他把東西扔了個精光,之后兩手一伸,遞到鳳乘鸞面前,“臟了,幫孤洗一下。”
鳳乘鸞:“…”
不過是指尖沾了一點湯汁油花。
扔東西而已,若是他不想,完全可以全部隔空piu出去,可他偏偏要把手弄臟,然后等著她給洗。
剛才明明說的是洗衣裳,不是洗手。
真的被賴上了啊。
“我們出去。”
鳳乘鸞牽著阮君庭的衣袖,將人拽到船艙外,蹲下身子,用半只葫蘆瓢從江里舀了水,之后,將他的手捉過來,挽了衣袖,浸入冰涼的水中,替他將指尖洗干凈。

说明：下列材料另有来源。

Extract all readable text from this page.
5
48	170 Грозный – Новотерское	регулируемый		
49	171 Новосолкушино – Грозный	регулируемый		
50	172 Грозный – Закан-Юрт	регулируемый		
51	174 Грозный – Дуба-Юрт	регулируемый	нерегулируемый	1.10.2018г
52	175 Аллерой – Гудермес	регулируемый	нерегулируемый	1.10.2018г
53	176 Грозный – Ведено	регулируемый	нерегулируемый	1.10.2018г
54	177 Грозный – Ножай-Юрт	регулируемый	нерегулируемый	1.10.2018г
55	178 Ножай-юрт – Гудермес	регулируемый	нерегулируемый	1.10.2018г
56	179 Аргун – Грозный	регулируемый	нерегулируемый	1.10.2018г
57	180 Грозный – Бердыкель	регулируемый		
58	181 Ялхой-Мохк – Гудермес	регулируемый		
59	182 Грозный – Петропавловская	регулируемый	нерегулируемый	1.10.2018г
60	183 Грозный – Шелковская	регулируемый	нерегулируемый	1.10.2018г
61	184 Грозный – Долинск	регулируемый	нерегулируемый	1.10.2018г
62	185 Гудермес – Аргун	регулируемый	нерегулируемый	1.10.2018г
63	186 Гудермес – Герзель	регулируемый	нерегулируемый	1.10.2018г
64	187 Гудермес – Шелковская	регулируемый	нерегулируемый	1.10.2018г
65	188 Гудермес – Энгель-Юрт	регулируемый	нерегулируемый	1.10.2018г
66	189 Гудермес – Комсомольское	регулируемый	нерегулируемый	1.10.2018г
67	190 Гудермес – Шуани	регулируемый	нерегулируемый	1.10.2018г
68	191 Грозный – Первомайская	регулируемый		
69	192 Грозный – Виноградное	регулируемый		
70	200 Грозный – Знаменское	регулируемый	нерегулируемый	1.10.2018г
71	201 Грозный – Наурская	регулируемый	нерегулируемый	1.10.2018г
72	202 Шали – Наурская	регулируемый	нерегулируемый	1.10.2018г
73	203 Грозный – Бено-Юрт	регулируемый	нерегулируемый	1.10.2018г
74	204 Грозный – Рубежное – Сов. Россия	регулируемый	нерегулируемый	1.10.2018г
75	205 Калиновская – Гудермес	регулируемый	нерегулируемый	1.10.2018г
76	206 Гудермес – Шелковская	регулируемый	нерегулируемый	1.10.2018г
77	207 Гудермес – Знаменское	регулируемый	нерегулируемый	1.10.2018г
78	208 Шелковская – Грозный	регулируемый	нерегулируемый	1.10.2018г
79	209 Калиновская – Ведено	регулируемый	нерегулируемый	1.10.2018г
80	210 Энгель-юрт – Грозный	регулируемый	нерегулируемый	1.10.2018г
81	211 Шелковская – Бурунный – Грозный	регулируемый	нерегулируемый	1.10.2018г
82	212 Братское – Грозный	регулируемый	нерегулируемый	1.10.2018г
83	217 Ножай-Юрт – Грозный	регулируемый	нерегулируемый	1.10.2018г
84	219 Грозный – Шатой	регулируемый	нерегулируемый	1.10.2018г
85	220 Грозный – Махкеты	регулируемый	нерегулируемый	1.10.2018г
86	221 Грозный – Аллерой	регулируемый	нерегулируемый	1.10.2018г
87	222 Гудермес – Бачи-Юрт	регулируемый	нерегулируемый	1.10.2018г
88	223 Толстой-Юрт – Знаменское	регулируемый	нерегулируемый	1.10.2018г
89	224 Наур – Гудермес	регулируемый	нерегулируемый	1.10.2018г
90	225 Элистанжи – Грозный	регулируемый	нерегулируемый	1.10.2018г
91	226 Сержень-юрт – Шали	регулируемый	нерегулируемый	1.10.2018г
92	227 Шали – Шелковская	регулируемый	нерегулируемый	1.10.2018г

他就像個大孩子一樣,乖乖地給她洗,看著她低著頭,認真的模樣。
明明一點點油漬,鳳乘鸞卻洗得好久。
兩只柔軟的手,捏著他骨節分明的修長手指,低著頭,不想放開。
江水冰涼,卻掌心滾燙。
她蹲在甲板上,羅裙悠悠隨風拂動,如一朵將開未開的荷花骨朵。
阮君庭單膝蹲著,也不顧如雪的衣袍,紛紛揚揚從船舷垂下,落在了水面上。
他盯著她的側顏,指尖動了動,反手將她的手握住,水波流轉間,觸之滑膩,那晚在桃林冷泉之中的情景,便轟地全部涌上腦海。
他當初種下桃樹,莫名是想要在那樹下等誰。
如今知道,那人,該是被他等到了。
“我可曾說過,會在桃樹下等你?”
“…”鳳乘鸞不語,望著半瓢江水中他面容的倒影,將頭輕輕點了一下。
呵,果然如此。
阮君庭心頭一顫,將她的指尖捏得有些緊,“我還說過什么?你為何從來不提?”
鳳乘鸞驀地抬頭,“我若是說了,你會信嗎?”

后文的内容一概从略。